Recycling advocate, city at odds over cost of garbage disposal

By NUNATSIAQ NEWS

GREG YOUNGER-LEWIS

Iqaluit city council risks racking up even bigger bills for garbage disposal if they decide to trash the city’s expensive recycling program, a municipal committee heard last week.

Erin Brubacher, coordinator for the Iqaluit Recycling Society, argued during a debate on waste management in Iqaluit that abandoning the recycling program will increase already growing pressures on the landfill.

But Mark Hall, director of public works, questioned how much money would be saved by keeping the recycling program, when he estimates canceling recycling will only add 60 more tonnes to the 6,000 tonnes already put into the landfill every year.

Administration expects they will have to close the dump in two years because of the high volume of garbage, forcing them to pay up to $4 million to build a new site. The funding may be available under a capital agreement with the government of Nunavut, but not until Iqaluit creates a master plan on how to deal with its mounting garbage woes.

“Recycling needs to be part of the bigger picture,” Brubacher said at a May 27 committee meeting. “The city needs to decide if we’re committed to waste diversion.”

Administration began lobbying council to trash the city’s recycling program at a council meeting last month, saying that collecting paper, plastics and glass separately from garbage has become unaffordable.

City management estimates the recycling program will cost $268,000 by the end of this year. But council approved only $5,000 for recycling in this year’s budget, leading to an expected deficit of $263,000, in a year when the City of Iqaluit already faces shortfalls.

Iqaluit Recycling Society has submitted counter-recommendations to council about how the system can be saved, without costing so much money.

In a report titled The Past, Present, and Future of Waste Diversion in Iqaluit, members recommend:

* hiring someone to manage the recycling program;
* reducing residential garbage collection to once per week;
* changing garbage collection fees for businesses to reflect the cost of dealing with large amounts of garbage (currently businesses pay a flat fee);
* designing a cost-effective garbage collection route, where the same trucks picking up garbage would also collect recyclables.

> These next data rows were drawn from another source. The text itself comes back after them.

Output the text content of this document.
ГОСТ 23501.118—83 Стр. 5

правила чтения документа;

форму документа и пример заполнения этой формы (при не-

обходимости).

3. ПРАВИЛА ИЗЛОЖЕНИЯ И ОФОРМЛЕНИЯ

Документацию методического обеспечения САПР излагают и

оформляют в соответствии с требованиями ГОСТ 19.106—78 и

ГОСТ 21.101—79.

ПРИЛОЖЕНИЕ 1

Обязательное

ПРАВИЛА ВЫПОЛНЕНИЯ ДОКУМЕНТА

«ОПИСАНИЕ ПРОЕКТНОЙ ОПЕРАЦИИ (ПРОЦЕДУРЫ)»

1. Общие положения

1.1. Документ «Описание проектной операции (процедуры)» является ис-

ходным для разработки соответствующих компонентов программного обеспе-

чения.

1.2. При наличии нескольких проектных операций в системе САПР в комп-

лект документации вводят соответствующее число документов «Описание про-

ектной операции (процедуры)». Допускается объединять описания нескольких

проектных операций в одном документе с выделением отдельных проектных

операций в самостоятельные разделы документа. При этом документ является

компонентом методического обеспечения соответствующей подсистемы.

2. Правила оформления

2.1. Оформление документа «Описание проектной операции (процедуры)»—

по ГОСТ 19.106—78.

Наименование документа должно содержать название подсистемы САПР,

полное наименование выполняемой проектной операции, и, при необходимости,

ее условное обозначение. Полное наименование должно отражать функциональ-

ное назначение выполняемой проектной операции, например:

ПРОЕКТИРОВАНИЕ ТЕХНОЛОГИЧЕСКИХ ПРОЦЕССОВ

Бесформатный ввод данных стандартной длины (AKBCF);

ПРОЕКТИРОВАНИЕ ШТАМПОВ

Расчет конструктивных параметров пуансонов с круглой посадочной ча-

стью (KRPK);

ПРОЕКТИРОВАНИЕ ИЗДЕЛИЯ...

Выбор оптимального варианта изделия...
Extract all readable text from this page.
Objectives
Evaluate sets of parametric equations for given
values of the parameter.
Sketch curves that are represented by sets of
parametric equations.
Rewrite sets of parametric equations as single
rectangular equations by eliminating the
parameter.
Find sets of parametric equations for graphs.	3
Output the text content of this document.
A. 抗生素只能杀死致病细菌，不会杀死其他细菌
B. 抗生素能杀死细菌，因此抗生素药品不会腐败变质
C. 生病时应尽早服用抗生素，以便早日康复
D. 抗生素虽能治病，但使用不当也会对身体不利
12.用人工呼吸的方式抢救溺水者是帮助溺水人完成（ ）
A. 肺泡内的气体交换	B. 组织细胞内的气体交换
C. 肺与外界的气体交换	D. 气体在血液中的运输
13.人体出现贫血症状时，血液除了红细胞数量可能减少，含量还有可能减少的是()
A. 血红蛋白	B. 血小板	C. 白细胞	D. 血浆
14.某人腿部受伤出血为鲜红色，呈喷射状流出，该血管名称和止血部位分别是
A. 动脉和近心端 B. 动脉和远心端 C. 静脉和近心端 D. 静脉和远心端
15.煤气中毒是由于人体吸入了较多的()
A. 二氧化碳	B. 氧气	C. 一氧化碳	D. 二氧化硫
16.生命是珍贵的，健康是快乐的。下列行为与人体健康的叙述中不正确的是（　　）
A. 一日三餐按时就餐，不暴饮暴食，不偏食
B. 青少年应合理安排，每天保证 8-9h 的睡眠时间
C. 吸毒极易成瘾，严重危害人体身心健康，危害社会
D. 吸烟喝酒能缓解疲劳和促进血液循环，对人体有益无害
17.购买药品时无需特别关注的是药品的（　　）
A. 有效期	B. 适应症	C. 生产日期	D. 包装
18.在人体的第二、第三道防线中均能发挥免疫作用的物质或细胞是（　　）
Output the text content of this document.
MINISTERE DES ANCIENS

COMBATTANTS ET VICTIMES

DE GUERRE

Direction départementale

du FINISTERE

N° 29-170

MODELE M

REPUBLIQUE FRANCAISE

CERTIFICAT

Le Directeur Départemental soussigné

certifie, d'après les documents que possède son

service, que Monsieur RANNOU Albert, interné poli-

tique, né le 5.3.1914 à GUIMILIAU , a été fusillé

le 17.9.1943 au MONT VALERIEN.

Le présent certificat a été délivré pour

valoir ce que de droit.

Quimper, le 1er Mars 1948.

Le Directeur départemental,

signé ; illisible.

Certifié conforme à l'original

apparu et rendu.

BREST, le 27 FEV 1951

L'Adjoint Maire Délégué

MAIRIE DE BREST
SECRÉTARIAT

The report adds that in the long term, Iqaluit needs to start taxing companies, like Coca-Cola, that create products such as plastic bottles. The move would follow the “polluter-pay” principle that an increasing number of municipalities are enforcing in the South.

Jim Little, a member of Iqaluit’s waste management committee, said pressing companies like Coca-Cola to start a deposit system, where customers get 10 to 25 cents for returning empty bottles, will help the recycling system become self-sufficient.

“The problem is we haven’t really looked at ways to make [the recycling system] work,” Little said.

Hall will renew his plea to suspend the city’s recycling program, at least temporarily, at the council meeting on June 8.